I do want to take a second to marvel that the model could reliably detect my presence with such a small sample size (~50 images). Now there is a relatively major caveat in that this model is hyperspecific: the frame of the camera doesn't move, I'm wearing the exact same clothes. and there's limited change in the background scenery. If any of those things were to substantively change I would expect marked degradation in the model's performance. Still super cool though.
Every time I showed this off too, I'd lamely feign that the software had come up with that label on it's own.
The Software
The actual code required to power this was a relatively small lift given how much boilerplate code Edge Impulse gives you out of the gate. I ended up having to stitch together a few different modules as one of their camera modules was no longer compatible with the RPi camera, but even still it was a minor change. Ultimately I went with a simple implementation that would trigger an interrupt function that turns on the hose whenever the presence of the object was detected with >90% confidence and lets it run for a few seconds before turning the hose off again.
The Setup
Pretty high tech, huh?:
Takeaways
Utimately what I found really compelling about this project is that the three major components (the hardware, the software, and the model) are more or less modular, making the possible applications nearly limitless. For example, I could change the model to detect the various wildlife that routinely decimates my front shrubbery. I could change the hardware to be a smartlock than unlocks when it sees my face. I could change the software to also send me a text message alerting me to the presence of an intruder. You get the idea. Imagine an infrared camera and microphone that alerts parents when an infant sleeping in a crib either spikes a high fever or an irregular cough, speeding up the time-to-intervention and potentially saving lives: still the same three basic components.
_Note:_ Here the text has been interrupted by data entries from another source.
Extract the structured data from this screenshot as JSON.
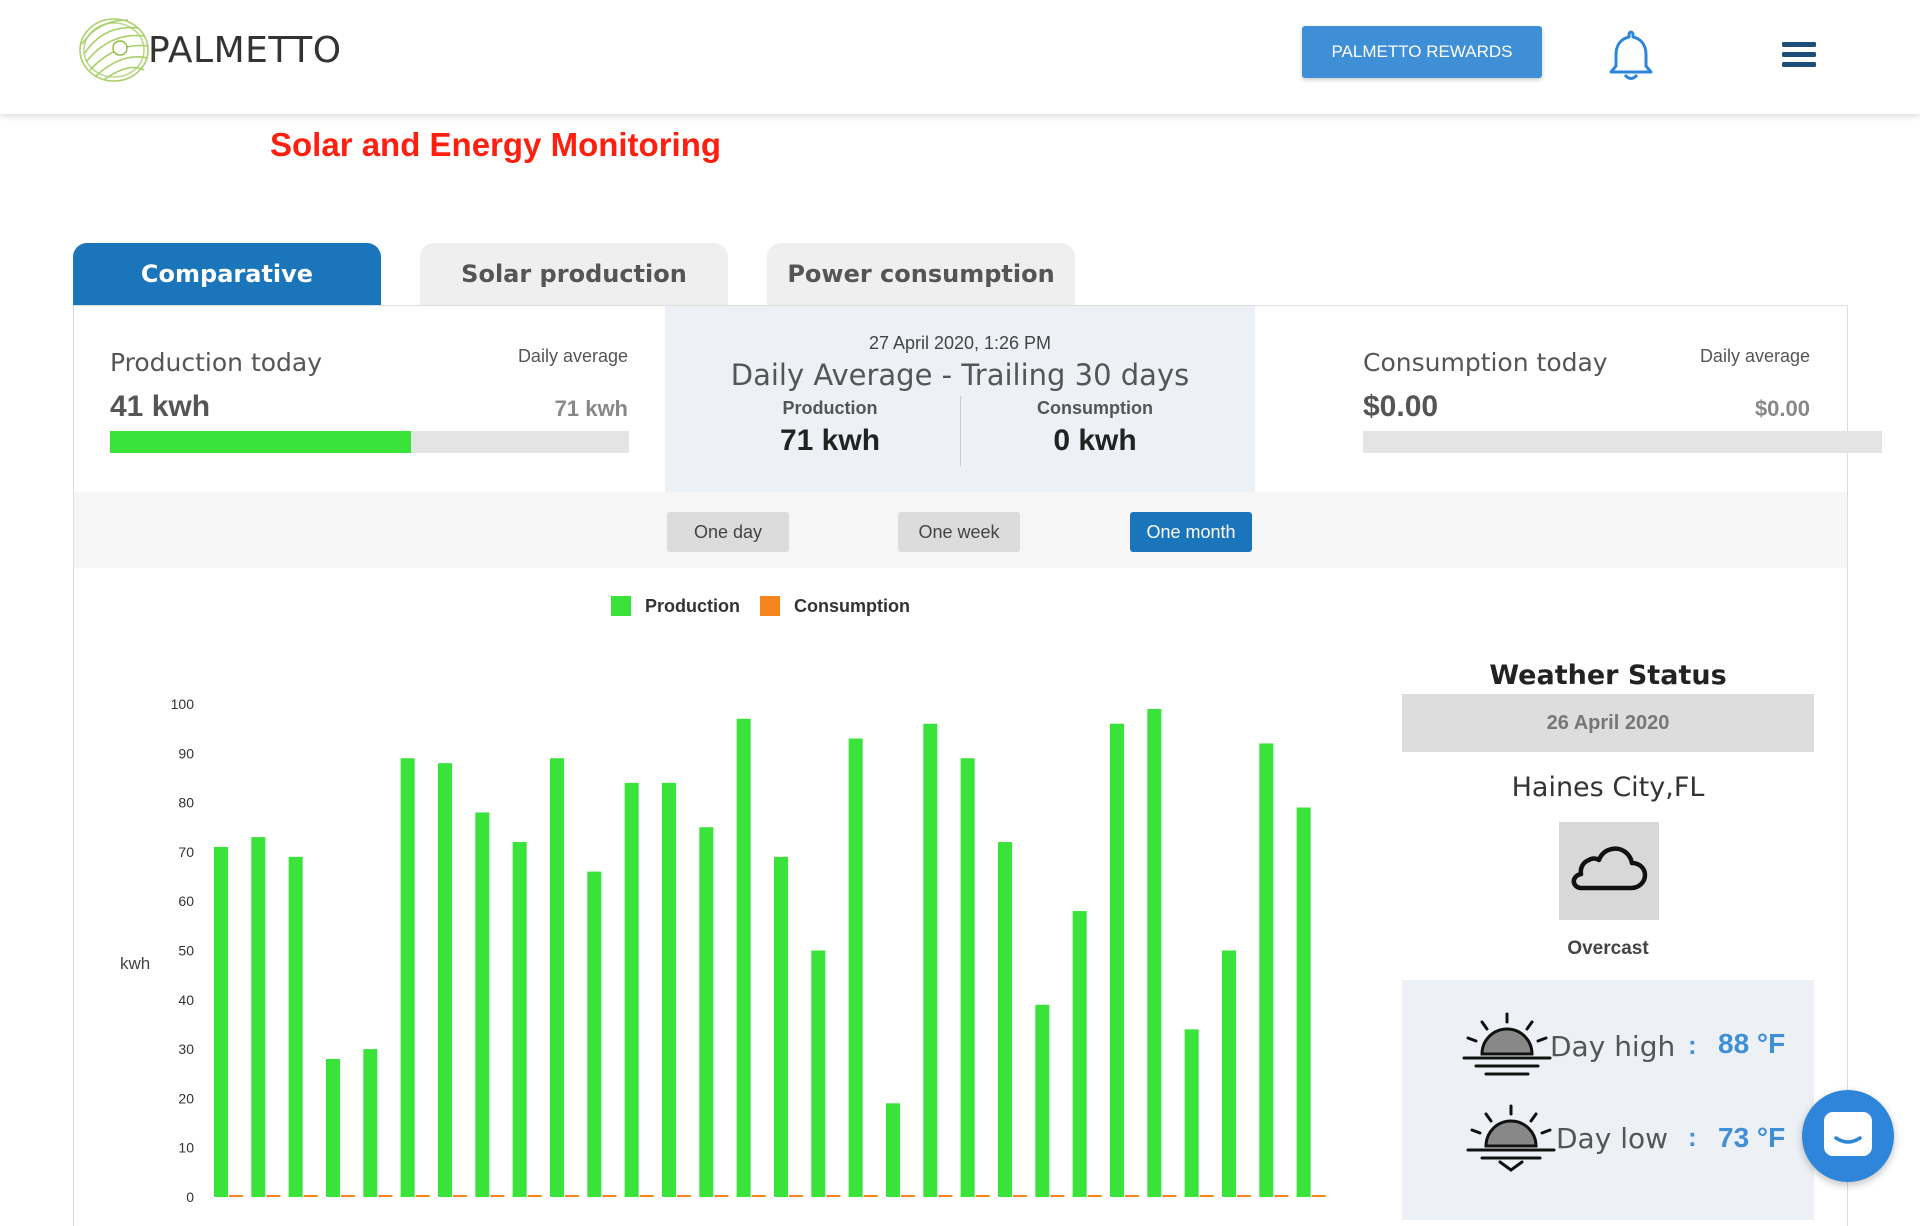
{
  "header": {
    "brand": "PALMETTO",
    "rewards_label": "PALMETTO REWARDS",
    "accent_color": "#3f8fd6",
    "icons": [
      "palmetto-logo-icon",
      "bell-icon",
      "hamburger-menu-icon"
    ]
  },
  "page_title": "Solar and Energy Monitoring",
  "tabs": [
    {
      "label": "Comparative",
      "active": true
    },
    {
      "label": "Solar production",
      "active": false
    },
    {
      "label": "Power consumption",
      "active": false
    }
  ],
  "production_today": {
    "title": "Production today",
    "avg_label": "Daily average",
    "value": "41 kwh",
    "avg_value": "71 kwh",
    "progress_fraction": 0.58
  },
  "daily_average": {
    "date": "27 April 2020, 1:26 PM",
    "title": "Daily Average - Trailing 30 days",
    "production_label": "Production",
    "production_value": "71 kwh",
    "consumption_label": "Consumption",
    "consumption_value": "0 kwh"
  },
  "consumption_today": {
    "title": "Consumption today",
    "avg_label": "Daily average",
    "value": "$0.00",
    "avg_value": "$0.00",
    "progress_fraction": 0
  },
  "range_buttons": [
    {
      "label": "One day",
      "selected": false
    },
    {
      "label": "One week",
      "selected": false
    },
    {
      "label": "One month",
      "selected": true
    }
  ],
  "chart_data": {
    "type": "bar",
    "ylabel": "kwh",
    "ylim": [
      0,
      100
    ],
    "yticks": [
      0,
      10,
      20,
      30,
      40,
      50,
      60,
      70,
      80,
      90,
      100
    ],
    "legend_placement": "top",
    "grid": false,
    "series": [
      {
        "name": "Production",
        "color": "#39e339",
        "values": [
          71,
          73,
          69,
          28,
          30,
          89,
          88,
          78,
          72,
          89,
          66,
          84,
          84,
          75,
          97,
          69,
          50,
          93,
          19,
          96,
          89,
          72,
          39,
          58,
          96,
          99,
          34,
          50,
          92,
          79
        ]
      },
      {
        "name": "Consumption",
        "color": "#f5861f",
        "values": [
          0,
          0,
          0,
          0,
          0,
          0,
          0,
          0,
          0,
          0,
          0,
          0,
          0,
          0,
          0,
          0,
          0,
          0,
          0,
          0,
          0,
          0,
          0,
          0,
          0,
          0,
          0,
          0,
          0,
          0
        ]
      }
    ]
  },
  "weather": {
    "title": "Weather Status",
    "date": "26 April 2020",
    "city": "Haines City,FL",
    "condition": "Overcast",
    "condition_icon": "cloud-icon",
    "high_label": "Day high",
    "high_value": "88 °F",
    "low_label": "Day low",
    "low_value": "73 °F",
    "colon": ":"
  }
}
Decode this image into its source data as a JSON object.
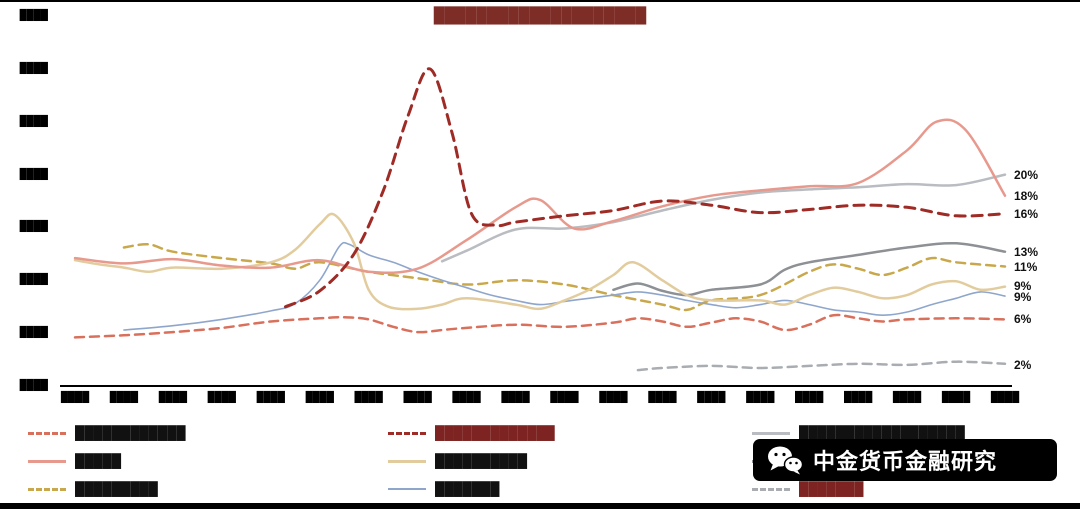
{
  "title": {
    "text": "████████████████████"
  },
  "y_axis": {
    "ticks": [
      "████",
      "████",
      "████",
      "████",
      "████",
      "████",
      "████",
      "████"
    ]
  },
  "x_axis": {
    "labels": [
      "████",
      "████",
      "████",
      "████",
      "████",
      "████",
      "████",
      "████",
      "████",
      "████",
      "████",
      "████",
      "████",
      "████",
      "████",
      "████",
      "████",
      "████",
      "████",
      "████"
    ]
  },
  "right_labels": [
    {
      "text": "20%",
      "value": 20.0
    },
    {
      "text": "18%",
      "value": 18.0
    },
    {
      "text": "16%",
      "value": 16.3
    },
    {
      "text": "13%",
      "value": 12.7
    },
    {
      "text": "11%",
      "value": 11.3
    },
    {
      "text": "9%",
      "value": 9.5
    },
    {
      "text": "9%",
      "value": 8.4
    },
    {
      "text": "6%",
      "value": 6.3
    },
    {
      "text": "2%",
      "value": 2.0
    }
  ],
  "chart_data": {
    "type": "line",
    "x_count": 20,
    "ylim": [
      0,
      35
    ],
    "grid": false,
    "legend_position": "bottom",
    "series": [
      {
        "name": "lightgray-solid",
        "color": "#b9bcc0",
        "dash": false,
        "width": 2.5,
        "points": [
          [
            7.5,
            11.8
          ],
          [
            8,
            12.8
          ],
          [
            9,
            14.8
          ],
          [
            10,
            14.9
          ],
          [
            11,
            15.5
          ],
          [
            12,
            16.6
          ],
          [
            13,
            17.6
          ],
          [
            14,
            18.3
          ],
          [
            15,
            18.6
          ],
          [
            16,
            18.8
          ],
          [
            17,
            19.1
          ],
          [
            18,
            19.0
          ],
          [
            19,
            20.0
          ]
        ]
      },
      {
        "name": "gray-solid",
        "color": "#8d9094",
        "dash": false,
        "width": 2.5,
        "points": [
          [
            11,
            9.1
          ],
          [
            11.5,
            9.7
          ],
          [
            12,
            9.0
          ],
          [
            12.5,
            8.6
          ],
          [
            13,
            9.1
          ],
          [
            14,
            9.6
          ],
          [
            14.5,
            11.0
          ],
          [
            15,
            11.7
          ],
          [
            16,
            12.4
          ],
          [
            17,
            13.1
          ],
          [
            18,
            13.5
          ],
          [
            19,
            12.7
          ]
        ]
      },
      {
        "name": "gray-dashed",
        "color": "#a9adb2",
        "dash": true,
        "width": 2.5,
        "points": [
          [
            11.5,
            1.5
          ],
          [
            12,
            1.7
          ],
          [
            13,
            1.9
          ],
          [
            14,
            1.7
          ],
          [
            15,
            1.9
          ],
          [
            16,
            2.1
          ],
          [
            17,
            2.0
          ],
          [
            18,
            2.3
          ],
          [
            19,
            2.1
          ]
        ]
      },
      {
        "name": "gold-dashed",
        "color": "#c9a84c",
        "dash": true,
        "width": 2.5,
        "points": [
          [
            1,
            13.1
          ],
          [
            1.5,
            13.4
          ],
          [
            2,
            12.7
          ],
          [
            3,
            12.1
          ],
          [
            4,
            11.6
          ],
          [
            4.5,
            11.1
          ],
          [
            5,
            11.7
          ],
          [
            6,
            10.8
          ],
          [
            7,
            10.2
          ],
          [
            8,
            9.6
          ],
          [
            9,
            10.0
          ],
          [
            10,
            9.6
          ],
          [
            11,
            8.6
          ],
          [
            12,
            7.7
          ],
          [
            12.5,
            7.2
          ],
          [
            13,
            8.1
          ],
          [
            14,
            8.6
          ],
          [
            15,
            10.8
          ],
          [
            15.5,
            11.5
          ],
          [
            16,
            11.1
          ],
          [
            16.5,
            10.5
          ],
          [
            17,
            11.2
          ],
          [
            17.5,
            12.1
          ],
          [
            18,
            11.7
          ],
          [
            19,
            11.3
          ]
        ]
      },
      {
        "name": "coral-dashed",
        "color": "#d9705c",
        "dash": true,
        "width": 2.5,
        "points": [
          [
            0,
            4.6
          ],
          [
            1,
            4.8
          ],
          [
            2,
            5.1
          ],
          [
            3,
            5.5
          ],
          [
            4,
            6.1
          ],
          [
            5,
            6.4
          ],
          [
            5.5,
            6.5
          ],
          [
            6,
            6.3
          ],
          [
            6.5,
            5.6
          ],
          [
            7,
            5.1
          ],
          [
            7.5,
            5.3
          ],
          [
            8,
            5.5
          ],
          [
            9,
            5.8
          ],
          [
            10,
            5.6
          ],
          [
            11,
            6.0
          ],
          [
            11.5,
            6.4
          ],
          [
            12,
            6.1
          ],
          [
            12.5,
            5.6
          ],
          [
            13,
            6.0
          ],
          [
            13.5,
            6.4
          ],
          [
            14,
            6.1
          ],
          [
            14.5,
            5.3
          ],
          [
            15,
            5.8
          ],
          [
            15.5,
            6.7
          ],
          [
            16,
            6.4
          ],
          [
            16.5,
            6.1
          ],
          [
            17,
            6.3
          ],
          [
            18,
            6.4
          ],
          [
            19,
            6.3
          ]
        ]
      },
      {
        "name": "blue-solid",
        "color": "#8fa6cc",
        "dash": false,
        "width": 1.6,
        "points": [
          [
            1,
            5.3
          ],
          [
            2,
            5.7
          ],
          [
            3,
            6.3
          ],
          [
            4,
            7.1
          ],
          [
            4.5,
            7.8
          ],
          [
            5,
            10.0
          ],
          [
            5.4,
            13.2
          ],
          [
            5.6,
            13.4
          ],
          [
            6,
            12.4
          ],
          [
            6.5,
            11.7
          ],
          [
            7,
            10.8
          ],
          [
            7.5,
            10.0
          ],
          [
            8,
            9.3
          ],
          [
            8.5,
            8.6
          ],
          [
            9,
            8.1
          ],
          [
            9.5,
            7.7
          ],
          [
            10,
            8.0
          ],
          [
            10.5,
            8.3
          ],
          [
            11,
            8.6
          ],
          [
            11.5,
            8.9
          ],
          [
            12,
            8.6
          ],
          [
            12.5,
            8.1
          ],
          [
            13,
            7.7
          ],
          [
            13.5,
            7.4
          ],
          [
            14,
            7.7
          ],
          [
            14.5,
            8.1
          ],
          [
            15,
            7.7
          ],
          [
            15.5,
            7.2
          ],
          [
            16,
            7.0
          ],
          [
            16.5,
            6.7
          ],
          [
            17,
            7.0
          ],
          [
            17.5,
            7.7
          ],
          [
            18,
            8.3
          ],
          [
            18.5,
            8.9
          ],
          [
            19,
            8.5
          ]
        ]
      },
      {
        "name": "tan-solid",
        "color": "#e2cc9e",
        "dash": false,
        "width": 2.5,
        "points": [
          [
            0,
            11.9
          ],
          [
            0.5,
            11.5
          ],
          [
            1,
            11.2
          ],
          [
            1.5,
            10.8
          ],
          [
            2,
            11.2
          ],
          [
            3,
            11.1
          ],
          [
            4,
            11.7
          ],
          [
            4.5,
            12.9
          ],
          [
            5,
            15.3
          ],
          [
            5.3,
            16.2
          ],
          [
            5.7,
            13.5
          ],
          [
            6,
            9.1
          ],
          [
            6.4,
            7.5
          ],
          [
            7,
            7.3
          ],
          [
            7.5,
            7.7
          ],
          [
            8,
            8.3
          ],
          [
            9,
            7.7
          ],
          [
            9.5,
            7.3
          ],
          [
            10,
            8.1
          ],
          [
            10.5,
            9.1
          ],
          [
            11,
            10.5
          ],
          [
            11.4,
            11.7
          ],
          [
            12,
            10.0
          ],
          [
            12.5,
            8.6
          ],
          [
            13,
            8.1
          ],
          [
            14,
            8.1
          ],
          [
            14.5,
            7.7
          ],
          [
            15,
            8.6
          ],
          [
            15.5,
            9.3
          ],
          [
            16,
            8.9
          ],
          [
            16.5,
            8.3
          ],
          [
            17,
            8.6
          ],
          [
            17.5,
            9.6
          ],
          [
            18,
            9.9
          ],
          [
            18.5,
            9.1
          ],
          [
            19,
            9.4
          ]
        ]
      },
      {
        "name": "salmon-solid",
        "color": "#e8998d",
        "dash": false,
        "width": 2.5,
        "points": [
          [
            0,
            12.1
          ],
          [
            1,
            11.6
          ],
          [
            2,
            12.0
          ],
          [
            3,
            11.4
          ],
          [
            4,
            11.2
          ],
          [
            5,
            11.9
          ],
          [
            6,
            10.8
          ],
          [
            7,
            11.1
          ],
          [
            8,
            13.8
          ],
          [
            9,
            16.9
          ],
          [
            9.5,
            17.6
          ],
          [
            10.2,
            14.9
          ],
          [
            11,
            15.6
          ],
          [
            12,
            17.0
          ],
          [
            13,
            18.0
          ],
          [
            14,
            18.5
          ],
          [
            15,
            18.9
          ],
          [
            16,
            19.2
          ],
          [
            17,
            22.3
          ],
          [
            17.6,
            25.0
          ],
          [
            18.2,
            24.2
          ],
          [
            19,
            18.0
          ]
        ]
      },
      {
        "name": "darkred-dashed",
        "color": "#9e2b25",
        "dash": true,
        "width": 3,
        "points": [
          [
            4.3,
            7.5
          ],
          [
            5,
            9.0
          ],
          [
            5.7,
            12.5
          ],
          [
            6.3,
            18.5
          ],
          [
            6.8,
            25.5
          ],
          [
            7.25,
            30.0
          ],
          [
            7.7,
            24.0
          ],
          [
            8.1,
            16.3
          ],
          [
            8.6,
            15.2
          ],
          [
            9,
            15.5
          ],
          [
            10,
            16.1
          ],
          [
            11,
            16.6
          ],
          [
            12,
            17.5
          ],
          [
            13,
            17.1
          ],
          [
            14,
            16.4
          ],
          [
            15,
            16.7
          ],
          [
            16,
            17.1
          ],
          [
            17,
            16.9
          ],
          [
            18,
            16.1
          ],
          [
            19,
            16.3
          ]
        ]
      }
    ]
  },
  "legend": {
    "columns": [
      {
        "items": [
          {
            "series": "coral-dashed",
            "swatch": "dashed",
            "color": "#d9705c",
            "thickness": 3,
            "label": "████████████",
            "label_color": "#111111"
          },
          {
            "series": "salmon-solid",
            "swatch": "solid",
            "color": "#e8998d",
            "thickness": 3,
            "label": "█████",
            "label_color": "#111111"
          },
          {
            "series": "gold-dashed",
            "swatch": "dashed",
            "color": "#c9a84c",
            "thickness": 3,
            "label": "█████████",
            "label_color": "#111111"
          }
        ]
      },
      {
        "items": [
          {
            "series": "darkred-dashed",
            "swatch": "dashed",
            "color": "#9e2b25",
            "thickness": 3,
            "label": "█████████████",
            "label_color": "#7d2321"
          },
          {
            "series": "tan-solid",
            "swatch": "solid",
            "color": "#e2cc9e",
            "thickness": 3,
            "label": "██████████",
            "label_color": "#111111"
          },
          {
            "series": "blue-solid",
            "swatch": "solid",
            "color": "#8fa6cc",
            "thickness": 2,
            "label": "███████",
            "label_color": "#111111"
          }
        ]
      },
      {
        "items": [
          {
            "series": "lightgray-solid",
            "swatch": "solid",
            "color": "#b9bcc0",
            "thickness": 3,
            "label": "██████████████████",
            "label_color": "#111111"
          },
          {
            "series": "gray-solid",
            "swatch": "solid",
            "color": "#8d9094",
            "thickness": 3,
            "label": "███████████",
            "label_color": "#111111"
          },
          {
            "series": "gray-dashed",
            "swatch": "dashed",
            "color": "#a9adb2",
            "thickness": 3,
            "label": "███████",
            "label_color": "#7d2321"
          }
        ]
      }
    ]
  },
  "watermark": {
    "text": "中金货币金融研究",
    "bg": "#000000",
    "color": "#ffffff"
  }
}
It's also worth noting that the barrier of entry for a project like this has come down significantly in the recent past. I've had a kernel of this idea for quite some time, but the amount of time and effort always seemed insurmountable. With the rise of ML-as-a-service platforms, AI code assistants, and GenAI chatbots, that which would have taken specialized knowledge and a great degree of time even 5 years ago can now be prototyped fairly rapidly with a modest degree of know-how.
However, that "disruption" in ease of access doesn't feel symmetric though. The hardware/electrical engineering resources available seem to really lag compared to the software. This definitely feels like a sector that is ripe for "education disruption", particularly if/when robotics has its moment this generation.
Finally, probably most importantly, be careful what images you share of yourself online because your enemies (or friends) may use them to train ML models to spray you with their garden hoses.